Thirty-Fourth Question: The Political Government of the Church
“What is the right of the Christian magistrate about sacred things, and does the care and recognition of religion belong in any way to him? We affirm
I. After having treated of the ecclesiastical government of the church, we must add something about the political. Concerning this, a grave question is moved in the examination and decision of which it is sinned in different ways, in excess as well as defect.
II. They sin in excess who claim all ecclesiastical power for the magistrate; who oppressed by the liberty of the ministry, deliver the thurible into the hand of Uzziah and think that no power belongs to pastors except what is derived from the magistrate.
They sin in defect who remove him from all care of ecclesiastical things so that he does not care what each one worships and allows free power to anyone of doing and saying whatever he wishes in the cause of religion Or who, although they ascribe to him the care of nourishing and defending the church, so that he may kindly cherish and powerfully defend it, still leave nothing of recognition and nothing of judgment concerning religion save the execution alone to him. They rest upon this foundation – that this knowledge and judgment about matters of faith is proper to the ecclesiastical order, whose decrees the magistrate is bound to respect and perform. This is the opinion of the Romanists, which Bellarmine sets forth.
III. The orthodox (holding the mean between these two extremes) maintain that the pious and believing magistrate cannot and ought not to be excluded from all care of religion and sacred things, which has been enjoined upon him by God. Rather this right should be circumscribed within certain limits that the duties of the ecclesiastical and political order be not confounded, but the due parts be left to each. this we embrace in two propositions.

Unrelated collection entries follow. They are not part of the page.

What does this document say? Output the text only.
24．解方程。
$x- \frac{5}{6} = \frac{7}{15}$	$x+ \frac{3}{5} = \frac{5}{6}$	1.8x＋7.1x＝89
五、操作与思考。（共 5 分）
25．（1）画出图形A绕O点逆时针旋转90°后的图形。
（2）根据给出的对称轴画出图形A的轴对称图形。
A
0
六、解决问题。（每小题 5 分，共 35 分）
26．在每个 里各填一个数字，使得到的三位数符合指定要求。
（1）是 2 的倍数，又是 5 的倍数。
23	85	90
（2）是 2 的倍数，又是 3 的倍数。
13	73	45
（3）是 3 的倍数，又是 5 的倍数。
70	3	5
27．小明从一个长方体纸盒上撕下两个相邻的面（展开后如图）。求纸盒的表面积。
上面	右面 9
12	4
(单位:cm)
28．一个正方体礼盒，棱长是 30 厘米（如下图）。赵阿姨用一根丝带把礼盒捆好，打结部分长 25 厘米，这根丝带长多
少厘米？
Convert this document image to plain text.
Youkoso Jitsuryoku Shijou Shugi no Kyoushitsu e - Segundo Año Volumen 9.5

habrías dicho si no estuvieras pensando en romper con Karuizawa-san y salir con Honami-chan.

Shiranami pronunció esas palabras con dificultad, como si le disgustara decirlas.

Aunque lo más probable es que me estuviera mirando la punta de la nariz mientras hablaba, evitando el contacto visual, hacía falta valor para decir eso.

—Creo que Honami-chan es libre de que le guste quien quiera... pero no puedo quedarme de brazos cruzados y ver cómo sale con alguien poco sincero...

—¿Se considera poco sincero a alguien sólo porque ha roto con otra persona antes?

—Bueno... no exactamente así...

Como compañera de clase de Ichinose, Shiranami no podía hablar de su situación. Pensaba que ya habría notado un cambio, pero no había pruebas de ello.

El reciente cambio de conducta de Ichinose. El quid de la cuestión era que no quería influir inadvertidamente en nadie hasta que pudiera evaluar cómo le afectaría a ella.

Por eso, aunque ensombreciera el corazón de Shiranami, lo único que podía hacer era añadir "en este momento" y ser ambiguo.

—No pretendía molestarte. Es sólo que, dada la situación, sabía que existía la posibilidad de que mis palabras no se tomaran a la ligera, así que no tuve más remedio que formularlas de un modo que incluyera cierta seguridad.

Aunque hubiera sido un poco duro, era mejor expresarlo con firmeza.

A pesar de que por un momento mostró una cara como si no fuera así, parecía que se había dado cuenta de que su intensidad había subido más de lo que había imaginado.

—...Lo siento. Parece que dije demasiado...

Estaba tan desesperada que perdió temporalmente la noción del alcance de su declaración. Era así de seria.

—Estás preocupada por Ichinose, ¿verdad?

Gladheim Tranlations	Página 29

IV. First proposition. “A multiple right concerning sacred things belongs to the magistrate.” It is proved (1) from the divine command. To him was committed the custody of the divine law; on this account he ought to care for the piety and worship of God, which is commanded by the first, no less than for justice and love, which is commanded by the second table: “And it shall be, when he sitteth upon the throne of his kingdom, that he shall write him a copy of this law in a book out of that which is before the priests the Levites: And it shall be with him, and he shall read therein all the days of his life: that he may learn to fear the Lord his God, to keep all the words of this law and these statutes” (Dt. 17:18,19)”
Francis Turretin – (1623-1687)
Institutes of Elenctic Theology, Vol.III, pgs. 316-317
Here Turretin gives a balanced two Kingdom approach. He recognizes extremes in Two Kingdom Theology and navigates between them. The R2Kt virus would have been, according to Turretin “a sin in defect.”
Notice also that Turretin doesn’t eliminate scriptural teaching all because it is somehow connected to Israel’s Theocratic embodiment. Turretin does not practice a intrusion ethic.